If $N = (-t_3, t_3)$ is a nbh of $0_\mathbb R$, then $f \left (\frac{t_3}{t_2}U_1 \right) \subseteq N$. It follows that $f$ is continuous at $0_E$.

---

I tried but could not adapt above proof to the case $f:E \to \mathbb R^n$. Could you elaborate on how to do so?

Answer 1

Not an adaption but a different proof. For $H=$ker$(f)$ let $q:E\to E/H$ be the quotient map.

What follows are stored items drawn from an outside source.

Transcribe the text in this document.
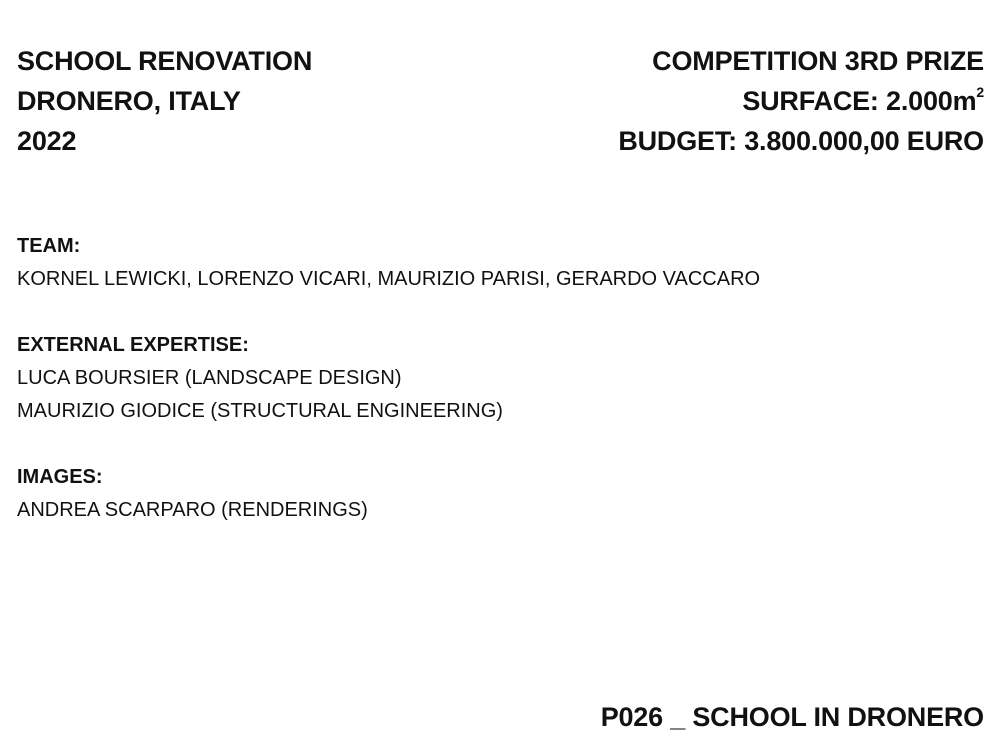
SCHOOL RENOVATION
DRONERO, ITALY
2022
COMPETITION 3RD PRIZE
SURFACE: $2.000m^2$
BUDGET: 3.800.000,00 EURO
TEAM:
KORNEL LEWICKI, LORENZO VICARI, MAURIZIO PARISI, GERARDO VACCARO
EXTERNAL EXPERTISE:
LUCA BOURSIER (LANDSCAPE DESIGN)
MAURIZIO GIODICE (STRUCTURAL ENGINEERING)
IMAGES:
ANDREA SCARPARO (RENDERINGS)
P026 _ SCHOOL IN DRONERO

Since $H$ is closed the quotient topology on $E/H$ is Hausdorff, and since finite dimensional spaces have a unique Hausdorff TVS topology the induced linear map $\tilde f: E/H\to \mathbb R^n$ (mapping the equivalence class of $x$ to $f(x)$) is continuous. This implies the continuity of $f=\tilde f\circ q$.

Answer 2

I am just a student so take my proof carefully.
The main problem that I see in the proof of Jochen, is as far that I can understand it, it implies that $E$ is of finite dimension (if not how can he conclude that the topology quotient is $E/H$ is of finite dimension ?).

1 - W.l.o.g we suppose $ \exists e \in E $ s.t. $T(e)=1$ and lets remember that in order for a linear mapping to be continuous it is enough to prove that it is continuous at $0$.
Now we look at all the sequence $(x_n)_{\mathbb{N}} \in E$ s.t. $x_n \overset{n \to \infty }{\rightarrow} 0$. By the sequence criterium of continuity if $ \forall (x_n)_{\mathbb{N}} \in E$ s.t. $x_n \overset{n \to \infty }{\rightarrow} 0$ we have too that $T(x_n ) \overset{n \to \infty }{\rightarrow} 0$ then $T$ will indeed be continuous at $0$.

2 - Now by absurd we suppose that it exists at least one sequence $(u_n)_{\mathbb{N}} \in E$ s.t. $u_n \overset{n \to \infty }{\rightarrow} 0$ but $ T(u_n ) $ does not converge to $0$.
Then it exists a sub sequence $T(x_{n_k})$ that in particular does not converge to $0$ that means to say that $\exists \epsilon ' > 0$ such that $|T(x_{n_k})|> \epsilon '$.

3 - Now we define the sequence $y_n = e - \frac{x_{n_k}}{T(x_{n_k})}$ by choice of $e$ we have necessarily that $ T(y_n)=0 $ (hence $y_n \in Ker(T)$ ).
Moreover we have that $ || y_n - e || = || \frac{x_{n_k}}{T(x_{n_k})} || \leq \frac{|| x_{n_k} ||}{\epsilon '} $ and because $x_{n_k}$ goes to $0$ we have by the sandwich theorem that $y_n$ converges to $e$ while in the same time $y_n \in Ker(T)$.

4 - By hypothesis $ker(T)$ is closed so $e$ must belong to $Ker(T)$ and that obviously contradict the choice of $e$ (because we choosed $T(e)=1$).

I hope this is correct and that it will help futur user.

Q.E.D.